Defense Secretary Pete Hegseth’s order to remove Anthropic’s Claude from Pentagon systems is running into a practical wall: the AI is too embedded to rip out. Reuters reported today that military personnel and defense contractors are resisting the six-month wind-down timeline, calling it logistically and technically unfeasible.

Hegseth designated Anthropic a “supply chain risk” on March 3, after the company refused to allow Claude to be used for autonomous weapons systems without human oversight or for domestic surveillance operations. The Pentagon ordered all contractors to assess their Anthropic exposure and begin replacing it. Two weeks later, the replacement effort has stalled at the assessment stage.

Claude on Classified Networks

The core problem is structural. Claude operates on both classified and unclassified military networks, powering workflows that span intelligence analysis, logistics planning, and contractor operations. These integrations were built over months of procurement cycles, security certifications, and custom fine-tuning. Swapping in an alternative model means re-certifying an entirely new system through the same classified accreditation process that took months the first time.

US News confirmed the pushback from multiple defense contractor sources, who described the replacement order as “disconnected from operational reality.” The six-month timeline assumes a drop-in replacement exists. For classified network deployments, it does not.

Industry Rallies Behind Anthropic

The resistance extends beyond the Pentagon’s own workforce. According to CoinCentral’s reporting, technology executives are publicly aligning with Anthropic’s position. This follows last week’s revelation that 150 retired federal judges and over 30 employees from rival AI labs filed amicus briefs supporting Anthropic’s legal fight against the DOD.

The sequence of events over the past three weeks underscores the tension in Hegseth’s approach. Anthropic refused military AI terms it considered unethical. The Pentagon labeled the company a national security risk. OpenAI moved to fill the gap through an AWS classified-network deal, as TechCrunch reported. And now the Pentagon’s own users are saying the switch can’t be executed on the stated timeline.

The Procurement Trap

Military AI procurement follows a pattern that works against rapid vendor changes. Each model deployment on classified infrastructure requires a full Authority to Operate (ATO), which involves months of security testing, red-teaming, and compliance review. The defense contractors who built their workflows around Claude did so after completing that process. Starting over with OpenAI’s models or xAI’s Grok means repeating the entire cycle, with no guarantee the replacement models match Claude’s performance on the specific tasks they were deployed for.

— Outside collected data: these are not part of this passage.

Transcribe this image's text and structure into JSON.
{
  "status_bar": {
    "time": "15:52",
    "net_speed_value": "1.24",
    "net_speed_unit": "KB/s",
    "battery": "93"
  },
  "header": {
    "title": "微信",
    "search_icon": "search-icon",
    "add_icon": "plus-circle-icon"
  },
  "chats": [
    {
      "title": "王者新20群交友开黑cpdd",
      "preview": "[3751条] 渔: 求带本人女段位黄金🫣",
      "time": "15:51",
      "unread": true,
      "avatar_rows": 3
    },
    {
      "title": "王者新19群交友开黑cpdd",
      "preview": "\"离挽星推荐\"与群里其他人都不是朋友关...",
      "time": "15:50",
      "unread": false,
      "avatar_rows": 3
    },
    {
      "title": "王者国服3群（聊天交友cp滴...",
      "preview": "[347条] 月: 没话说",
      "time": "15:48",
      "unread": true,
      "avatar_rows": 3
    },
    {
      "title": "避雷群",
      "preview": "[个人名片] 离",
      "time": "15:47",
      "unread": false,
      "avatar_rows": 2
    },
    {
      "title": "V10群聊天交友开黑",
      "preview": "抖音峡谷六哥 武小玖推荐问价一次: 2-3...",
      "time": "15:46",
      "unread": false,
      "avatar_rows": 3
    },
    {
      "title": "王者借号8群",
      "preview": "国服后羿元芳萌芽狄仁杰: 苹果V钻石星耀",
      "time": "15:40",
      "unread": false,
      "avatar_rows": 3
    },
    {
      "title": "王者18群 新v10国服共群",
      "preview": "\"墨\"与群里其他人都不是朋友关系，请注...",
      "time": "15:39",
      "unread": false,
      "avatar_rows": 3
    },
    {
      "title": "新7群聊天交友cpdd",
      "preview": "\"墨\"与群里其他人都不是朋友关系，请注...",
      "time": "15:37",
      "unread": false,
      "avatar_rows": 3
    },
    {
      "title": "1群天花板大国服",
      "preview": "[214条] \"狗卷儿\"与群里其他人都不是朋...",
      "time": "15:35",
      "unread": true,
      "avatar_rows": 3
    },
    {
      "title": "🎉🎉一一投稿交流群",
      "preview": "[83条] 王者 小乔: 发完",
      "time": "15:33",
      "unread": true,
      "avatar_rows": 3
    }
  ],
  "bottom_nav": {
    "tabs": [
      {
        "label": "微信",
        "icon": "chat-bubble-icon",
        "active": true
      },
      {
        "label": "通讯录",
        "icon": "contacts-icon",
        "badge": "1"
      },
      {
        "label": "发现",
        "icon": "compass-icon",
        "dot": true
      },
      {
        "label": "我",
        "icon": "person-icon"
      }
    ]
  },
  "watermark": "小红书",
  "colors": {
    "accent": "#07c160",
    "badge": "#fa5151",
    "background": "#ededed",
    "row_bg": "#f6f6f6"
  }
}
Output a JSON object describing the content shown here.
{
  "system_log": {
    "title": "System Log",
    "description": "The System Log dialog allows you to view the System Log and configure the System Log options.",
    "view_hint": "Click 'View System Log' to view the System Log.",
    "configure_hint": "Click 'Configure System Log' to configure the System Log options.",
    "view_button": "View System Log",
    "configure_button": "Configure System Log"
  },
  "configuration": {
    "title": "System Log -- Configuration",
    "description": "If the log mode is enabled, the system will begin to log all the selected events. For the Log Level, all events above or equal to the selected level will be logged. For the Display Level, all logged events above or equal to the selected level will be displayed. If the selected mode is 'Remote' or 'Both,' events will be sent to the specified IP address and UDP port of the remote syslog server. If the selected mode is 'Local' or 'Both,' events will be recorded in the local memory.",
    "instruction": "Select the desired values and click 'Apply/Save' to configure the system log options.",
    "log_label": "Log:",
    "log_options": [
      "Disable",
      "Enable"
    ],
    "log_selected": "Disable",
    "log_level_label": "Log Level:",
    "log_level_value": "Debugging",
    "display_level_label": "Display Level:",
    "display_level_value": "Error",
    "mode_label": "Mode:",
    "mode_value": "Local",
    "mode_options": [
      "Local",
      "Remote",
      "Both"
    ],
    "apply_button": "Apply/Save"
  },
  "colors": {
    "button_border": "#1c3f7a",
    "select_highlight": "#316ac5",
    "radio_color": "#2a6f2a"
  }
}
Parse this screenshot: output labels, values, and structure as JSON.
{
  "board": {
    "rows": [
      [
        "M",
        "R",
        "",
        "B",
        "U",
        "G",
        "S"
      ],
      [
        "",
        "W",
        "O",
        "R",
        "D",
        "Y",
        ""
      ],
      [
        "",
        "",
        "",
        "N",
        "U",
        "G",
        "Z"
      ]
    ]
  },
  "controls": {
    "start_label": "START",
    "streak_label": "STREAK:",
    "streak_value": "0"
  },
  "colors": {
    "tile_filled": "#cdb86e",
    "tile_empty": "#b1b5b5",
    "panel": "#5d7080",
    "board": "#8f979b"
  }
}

Anthropic’s enterprise adoption hit 24.4% of total business AI usage this month, according to data published by Digit.fyi, growing at 4.9% month-over-month. The Pentagon’s attempt to isolate Anthropic is happening at the exact moment the company’s commercial position is strengthening fastest.

Hegseth’s supply chain risk designation remains in effect. The six-month clock is ticking. But the contractors tasked with executing the order are, by their own account, unable to comply.